Learning to unfold cloth: Scaling up world models to deformable object manipulation
Jack Rome, Stephen James, Subramanian Ramamoorthy
TL;DR
The paper tackles in-air cloth unfolding by scaling a world-model-based reinforcement learning approach. It extends DreamerV2 with depth-derived surface normals, dual-camera observations, and demonstration-driven replay-buffer augmentation to handle the complex dynamics of deformable cloth. In simulation and zero-shot real-world tests across multiple garment types, the method achieves improved unfolding performance, with an average real-world success around 74%, while highlighting practical limitations such as depth-sensor noise and single-arm manipulation. The work demonstrates the potential of geometry-focused observation spaces and demonstration-informed training to enable real-time, robust manipulation of deformable objects in service robotics contexts.
Abstract
Learning to manipulate cloth is both a paradigmatic problem for robotic research and a problem of immediate relevance to a variety of applications ranging from assistive care to the service industry.
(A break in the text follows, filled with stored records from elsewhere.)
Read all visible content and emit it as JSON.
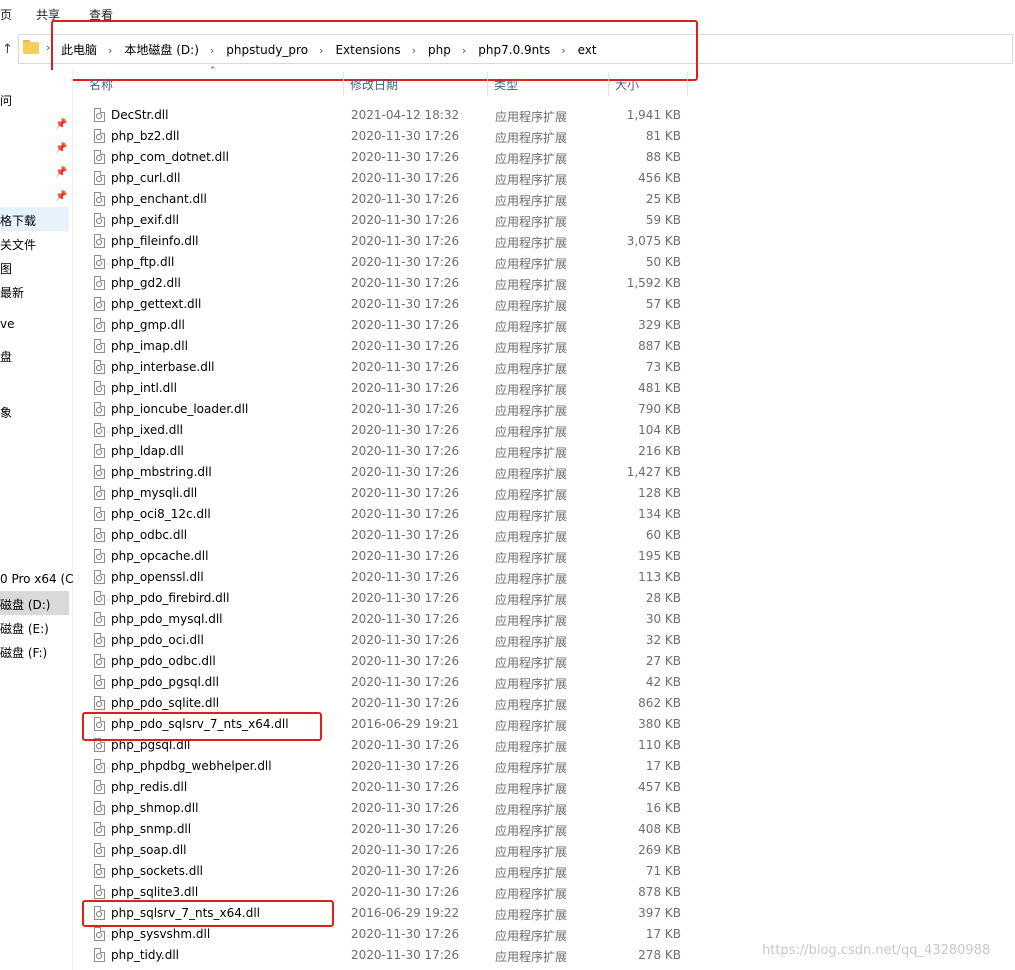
{
  "ribbon": {
    "tabs": [
      "页",
      "共享",
      "查看"
    ]
  },
  "address": {
    "crumbs": [
      "此电脑",
      "本地磁盘 (D:)",
      "phpstudy_pro",
      "Extensions",
      "php",
      "php7.0.9nts",
      "ext"
    ]
  },
  "sidebar": {
    "items": [
      "问",
      "格下载",
      "关文件",
      "图",
      "最新",
      "ve",
      "盘",
      "象",
      "0 Pro x64 (C",
      "磁盘 (D:)",
      "磁盘 (E:)",
      "磁盘 (F:)"
    ]
  },
  "columns": {
    "name": "名称",
    "date": "修改日期",
    "type": "类型",
    "size": "大小"
  },
  "files": [
    {
      "name": "DecStr.dll",
      "date": "2021-04-12 18:32",
      "type": "应用程序扩展",
      "size": "1,941 KB"
    },
    {
      "name": "php_bz2.dll",
      "date": "2020-11-30 17:26",
      "type": "应用程序扩展",
      "size": "81 KB"
    },
    {
      "name": "php_com_dotnet.dll",
      "date": "2020-11-30 17:26",
      "type": "应用程序扩展",
      "size": "88 KB"
    },
    {
      "name": "php_curl.dll",
      "date": "2020-11-30 17:26",
      "type": "应用程序扩展",
      "size": "456 KB"
    },
    {
      "name": "php_enchant.dll",
      "date": "2020-11-30 17:26",
      "type": "应用程序扩展",
      "size": "25 KB"
    },
    {
      "name": "php_exif.dll",
      "date": "2020-11-30 17:26",
      "type": "应用程序扩展",
      "size": "59 KB"
    },
    {
      "name": "php_fileinfo.dll",
      "date": "2020-11-30 17:26",
      "type": "应用程序扩展",
      "size": "3,075 KB"
    },
    {
      "name": "php_ftp.dll",
      "date": "2020-11-30 17:26",
      "type": "应用程序扩展",
      "size": "50 KB"
    },
    {
      "name": "php_gd2.dll",
      "date": "2020-11-30 17:26",
      "type": "应用程序扩展",
      "size": "1,592 KB"
    },
    {
      "name": "php_gettext.dll",
      "date": "2020-11-30 17:26",
      "type": "应用程序扩展",
      "size": "57 KB"
    },
    {
      "name": "php_gmp.dll",
      "date": "2020-11-30 17:26",
      "type": "应用程序扩展",
      "size": "329 KB"
    },
    {
      "name": "php_imap.dll",
      "date": "2020-11-30 17:26",
      "type": "应用程序扩展",
      "size": "887 KB"
    },
    {
      "name": "php_interbase.dll",
      "date": "2020-11-30 17:26",
      "type": "应用程序扩展",
      "size": "73 KB"
    },
    {
      "name": "php_intl.dll",
      "date": "2020-11-30 17:26",
      "type": "应用程序扩展",
      "size": "481 KB"
    },
    {
      "name": "php_ioncube_loader.dll",
      "date": "2020-11-30 17:26",
      "type": "应用程序扩展",
      "size": "790 KB"
    },
    {
      "name": "php_ixed.dll",
      "date": "2020-11-30 17:26",
      "type": "应用程序扩展",
      "size": "104 KB"
    },
    {
      "name": "php_ldap.dll",
      "date": "2020-11-30 17:26",
      "type": "应用程序扩展",
      "size": "216 KB"
    },
    {
      "name": "php_mbstring.dll",
      "date": "2020-11-30 17:26",
      "type": "应用程序扩展",
      "size": "1,427 KB"
    },
    {
      "name": "php_mysqli.dll",
      "date": "2020-11-30 17:26",
      "type": "应用程序扩展",
      "size": "128 KB"
    },
    {
      "name": "php_oci8_12c.dll",
      "date": "2020-11-30 17:26",
      "type": "应用程序扩展",
      "size": "134 KB"
    },
    {
      "name": "php_odbc.dll",
      "date": "2020-11-30 17:26",
      "type": "应用程序扩展",
      "size": "60 KB"
    },
    {
      "name": "php_opcache.dll",
      "date": "2020-11-30 17:26",
      "type": "应用程序扩展",
      "size": "195 KB"
    },
    {
      "name": "php_openssl.dll",
      "date": "2020-11-30 17:26",
      "type": "应用程序扩展",
      "size": "113 KB"
    },
    {
      "name": "php_pdo_firebird.dll",
      "date": "2020-11-30 17:26",
      "type": "应用程序扩展",
      "size": "28 KB"
    },
    {
      "name": "php_pdo_mysql.dll",
      "date": "2020-11-30 17:26",
      "type": "应用程序扩展",
      "size": "30 KB"
    },
    {
      "name": "php_pdo_oci.dll",
      "date": "2020-11-30 17:26",
      "type": "应用程序扩展",
      "size": "32 KB"
    },
    {
      "name": "php_pdo_odbc.dll",
      "date": "2020-11-30 17:26",
      "type": "应用程序扩展",
      "size": "27 KB"
    },
    {
      "name": "php_pdo_pgsql.dll",
      "date": "2020-11-30 17:26",
      "type": "应用程序扩展",
      "size": "42 KB"
    },
    {
      "name": "php_pdo_sqlite.dll",
      "date": "2020-11-30 17:26",
      "type": "应用程序扩展",
      "size": "862 KB"
    },
    {
      "name": "php_pdo_sqlsrv_7_nts_x64.dll",
      "date": "2016-06-29 19:21",
      "type": "应用程序扩展",
      "size": "380 KB",
      "highlighted": true
    },
    {
      "name": "php_pgsql.dll",
      "date": "2020-11-30 17:26",
      "type": "应用程序扩展",
      "size": "110 KB"
    },
    {
      "name": "php_phpdbg_webhelper.dll",
      "date": "2020-11-30 17:26",
      "type": "应用程序扩展",
      "size": "17 KB"
    },
    {
      "name": "php_redis.dll",
      "date": "2020-11-30 17:26",
      "type": "应用程序扩展",
      "size": "457 KB"
    },
    {
      "name": "php_shmop.dll",
      "date": "2020-11-30 17:26",
      "type": "应用程序扩展",
      "size": "16 KB"
    },
    {
      "name": "php_snmp.dll",
      "date": "2020-11-30 17:26",
      "type": "应用程序扩展",
      "size": "408 KB"
    },
    {
      "name": "php_soap.dll",
      "date": "2020-11-30 17:26",
      "type": "应用程序扩展",
      "size": "269 KB"
    },
    {
      "name": "php_sockets.dll",
      "date": "2020-11-30 17:26",
      "type": "应用程序扩展",
      "size": "71 KB"
    },
    {
      "name": "php_sqlite3.dll",
      "date": "2020-11-30 17:26",
      "type": "应用程序扩展",
      "size": "878 KB"
    },
    {
      "name": "php_sqlsrv_7_nts_x64.dll",
      "date": "2016-06-29 19:22",
      "type": "应用程序扩展",
      "size": "397 KB",
      "highlighted": true
    },
    {
      "name": "php_sysvshm.dll",
      "date": "2020-11-30 17:26",
      "type": "应用程序扩展",
      "size": "17 KB"
    },
    {
      "name": "php_tidy.dll",
      "date": "2020-11-30 17:26",
      "type": "应用程序扩展",
      "size": "278 KB"
    }
  ],
  "watermark": "https://blog.csdn.net/qq_43280988",
  "colors": {
    "highlight_box": "#e01e1e",
    "header_text": "#4c607a",
    "selected_drive": "#d9d9d9"
  }
}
The complex physics of the deformable object makes this problem of cloth manipulation nontrivial. In order to create a general manipulation strategy that addresses a variety of shapes, sizes, fold and wrinkle patterns, in addition to the usual problems of appearance variations, it becomes important to carefully consider model structure and their implications for generalisation performance. In this paper, we present an approach to in-air cloth manipulation that uses a variation of a recently proposed reinforcement learning architecture, DreamerV2. Our implementation modifies this architecture to utilise surface normals input, in addition to modiying the replay buffer and data augmentation procedures. Taken together these modifications represent an enhancement to the world model used by the robot, addressing the physical complexity of the object being manipulated by the robot. We present evaluations both in simulation and in a zero-shot deployment of the trained policies in a physical robot setup, performing in-air unfolding of a variety of different cloth types, demonstrating the generalisation benefits of our proposed architecture.